Об эпохе Возрождения Гена имел смутное представление, о художниках того времени — вообще никакого. Поэтому он охотно со мной согласился — и заговорил о новостях техники и своих изобретениях (в этом он разбирался глубже, чем в итальянской прямоносости).

Когда мы допили бутылку, пробило полночь. Я вспомнил, что Оле надо возвращаться домой. В голове была приятная пустота. Я сказал Гене:

— Ты тут посиди, а я разбужу нашу прямоносую итальянку.

Оля, еще больше порозовевшая, спала мирно и красиво. Я дотронулся до ее плеча.

— Оля, проспишь возвращение! Пора вставать.

Она никак не отреагировала. Я подергал ее сильней — это тоже не помогло. Она лежала в прежней позе — умиротворенная и безмятежная. Я затряс ее сильней. Бесполезно. В дверь заглянул Гена.

— Что случилось, Сергей?

— Никак не могу ее разбудить, — отозвался я, все ожесточенней тряся Олю.

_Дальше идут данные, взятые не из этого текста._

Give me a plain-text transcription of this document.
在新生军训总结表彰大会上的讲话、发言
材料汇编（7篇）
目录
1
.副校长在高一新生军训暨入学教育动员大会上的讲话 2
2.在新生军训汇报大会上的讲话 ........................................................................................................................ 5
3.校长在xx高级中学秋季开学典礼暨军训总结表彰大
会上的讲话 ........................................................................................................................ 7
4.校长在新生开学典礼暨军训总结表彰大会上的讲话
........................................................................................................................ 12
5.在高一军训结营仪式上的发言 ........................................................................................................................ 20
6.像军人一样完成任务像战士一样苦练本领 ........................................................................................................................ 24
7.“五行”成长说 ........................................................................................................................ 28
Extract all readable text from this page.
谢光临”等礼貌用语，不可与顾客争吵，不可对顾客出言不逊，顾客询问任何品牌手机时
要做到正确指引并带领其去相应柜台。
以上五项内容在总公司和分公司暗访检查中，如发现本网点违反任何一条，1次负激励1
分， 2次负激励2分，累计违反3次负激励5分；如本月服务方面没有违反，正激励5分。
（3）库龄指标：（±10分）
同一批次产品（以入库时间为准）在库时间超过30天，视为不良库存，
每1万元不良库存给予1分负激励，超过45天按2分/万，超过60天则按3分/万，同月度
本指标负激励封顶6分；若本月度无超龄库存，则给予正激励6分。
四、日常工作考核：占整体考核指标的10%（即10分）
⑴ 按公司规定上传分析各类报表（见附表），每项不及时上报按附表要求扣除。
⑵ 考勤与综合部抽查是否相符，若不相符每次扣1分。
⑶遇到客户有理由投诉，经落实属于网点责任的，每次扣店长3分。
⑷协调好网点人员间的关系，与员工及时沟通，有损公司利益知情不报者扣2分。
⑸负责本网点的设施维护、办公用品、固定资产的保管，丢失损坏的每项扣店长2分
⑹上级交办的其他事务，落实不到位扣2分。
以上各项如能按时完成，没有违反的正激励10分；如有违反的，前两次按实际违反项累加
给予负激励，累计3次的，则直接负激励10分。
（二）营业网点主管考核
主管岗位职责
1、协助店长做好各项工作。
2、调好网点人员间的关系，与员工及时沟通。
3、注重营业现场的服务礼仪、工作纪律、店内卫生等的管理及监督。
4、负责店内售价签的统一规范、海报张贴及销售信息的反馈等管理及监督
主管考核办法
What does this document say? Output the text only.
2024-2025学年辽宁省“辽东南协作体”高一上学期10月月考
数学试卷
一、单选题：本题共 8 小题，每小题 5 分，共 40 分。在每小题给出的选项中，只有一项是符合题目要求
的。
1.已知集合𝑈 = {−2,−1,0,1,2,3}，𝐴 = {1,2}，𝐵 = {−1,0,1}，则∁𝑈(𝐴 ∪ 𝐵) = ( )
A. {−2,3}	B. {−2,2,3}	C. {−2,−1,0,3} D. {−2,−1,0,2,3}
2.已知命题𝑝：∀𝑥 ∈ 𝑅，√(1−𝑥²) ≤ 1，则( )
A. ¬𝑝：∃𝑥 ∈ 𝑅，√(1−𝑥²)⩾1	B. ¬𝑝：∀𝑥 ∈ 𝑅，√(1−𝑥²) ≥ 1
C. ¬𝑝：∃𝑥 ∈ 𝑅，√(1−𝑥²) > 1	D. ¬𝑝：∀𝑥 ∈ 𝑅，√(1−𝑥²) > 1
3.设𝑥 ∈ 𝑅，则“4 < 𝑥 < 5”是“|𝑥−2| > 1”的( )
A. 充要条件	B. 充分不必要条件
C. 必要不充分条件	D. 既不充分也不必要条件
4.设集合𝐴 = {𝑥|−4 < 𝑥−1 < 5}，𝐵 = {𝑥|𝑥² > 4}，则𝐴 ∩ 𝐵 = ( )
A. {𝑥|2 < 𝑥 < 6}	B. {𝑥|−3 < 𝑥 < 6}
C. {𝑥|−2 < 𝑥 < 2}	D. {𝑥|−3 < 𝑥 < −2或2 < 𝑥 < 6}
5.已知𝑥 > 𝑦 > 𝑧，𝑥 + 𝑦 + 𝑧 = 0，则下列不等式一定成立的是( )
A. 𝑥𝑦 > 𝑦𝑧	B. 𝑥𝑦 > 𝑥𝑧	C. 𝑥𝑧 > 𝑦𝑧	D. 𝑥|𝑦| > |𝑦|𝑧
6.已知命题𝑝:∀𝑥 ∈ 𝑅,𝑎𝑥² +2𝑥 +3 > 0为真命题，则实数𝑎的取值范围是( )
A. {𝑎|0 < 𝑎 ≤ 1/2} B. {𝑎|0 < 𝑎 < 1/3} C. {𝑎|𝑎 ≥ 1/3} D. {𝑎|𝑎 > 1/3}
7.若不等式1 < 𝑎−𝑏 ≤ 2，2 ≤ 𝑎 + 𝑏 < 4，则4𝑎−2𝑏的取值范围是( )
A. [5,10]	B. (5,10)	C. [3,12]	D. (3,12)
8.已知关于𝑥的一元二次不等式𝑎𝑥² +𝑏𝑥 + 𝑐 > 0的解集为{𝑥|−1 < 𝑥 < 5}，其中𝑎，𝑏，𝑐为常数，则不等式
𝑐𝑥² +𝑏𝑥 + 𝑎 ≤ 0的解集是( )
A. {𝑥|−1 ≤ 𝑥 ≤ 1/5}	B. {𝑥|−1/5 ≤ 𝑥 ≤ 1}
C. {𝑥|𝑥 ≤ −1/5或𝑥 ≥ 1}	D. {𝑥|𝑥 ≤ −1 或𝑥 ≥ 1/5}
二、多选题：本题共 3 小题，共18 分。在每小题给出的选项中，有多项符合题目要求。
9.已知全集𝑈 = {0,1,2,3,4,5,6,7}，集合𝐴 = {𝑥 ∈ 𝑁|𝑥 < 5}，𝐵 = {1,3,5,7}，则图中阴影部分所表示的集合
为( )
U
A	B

Гена с уважением посмотрел на меня.

— А ты силен! Усыпил лучше таблетки снотворного. Дай я попробую.

Но он будил Олю так бережно и осторожно, что я его прогнал.

— Подожди меня в той комнате. Если понадобишься, позову. Хочу сосредоточиться.

Я неподвижно сидел около дивана, на котором — лицом в потолок — спала Оля, и судорожно вспоминал все заветы и запреты Полянского. Я был в отчаянье. В голову лезли страшные истории: как после неумелого сеанса люди просыпались с ужасной головной болью, впадали в истерику, из которой мог вывести только врач, становились такими слабыми, что требовались поддерживающие лекарства…

И вдруг вспомнил, что Полянский рекомендовал повторное усыпление — если первое не удалось!

Я глубоко вздохнул и проверил, все ли со мной в порядке: встал, прошелся по комнате, внимательно посмотрел в зеркало. Шаг был уверенным, в голове — ясно, в глазах — никакой хмельной мути (небольшая порция алкоголя быстро выветрилась).

Подсев к Оле, я повторил сеанс усыпления, разговаривая со спящей как с бодрствующей. И закончил настойчиво и властно:

— Когда я скажу тебе: проснись — ты проснешься. Ты встанешь, когда я прикажу тебе встать, Оля! Слышишь? Ты встанешь, когда я прикажу тебе встать! Ты встанешь!

Я вернулся к Гене.

Он был на кухне — разжигал примус.

— Тебе сейчас нужно чаю покрепче, — сказал он. — Вид, будто тебя здорово отколошматили. Ничего, это пройдет.

Выпив чаю, я вернулся к Оле.

— Оля! Проснись и вставай! — приказал я. — Ты слышишь меня — проснись и вставай!

Она медленно раскрыла глаза, вяло улыбнулась. Я помог ей подняться. Гена спешно налил ей стакан чаю. Она смотрела на него не видя.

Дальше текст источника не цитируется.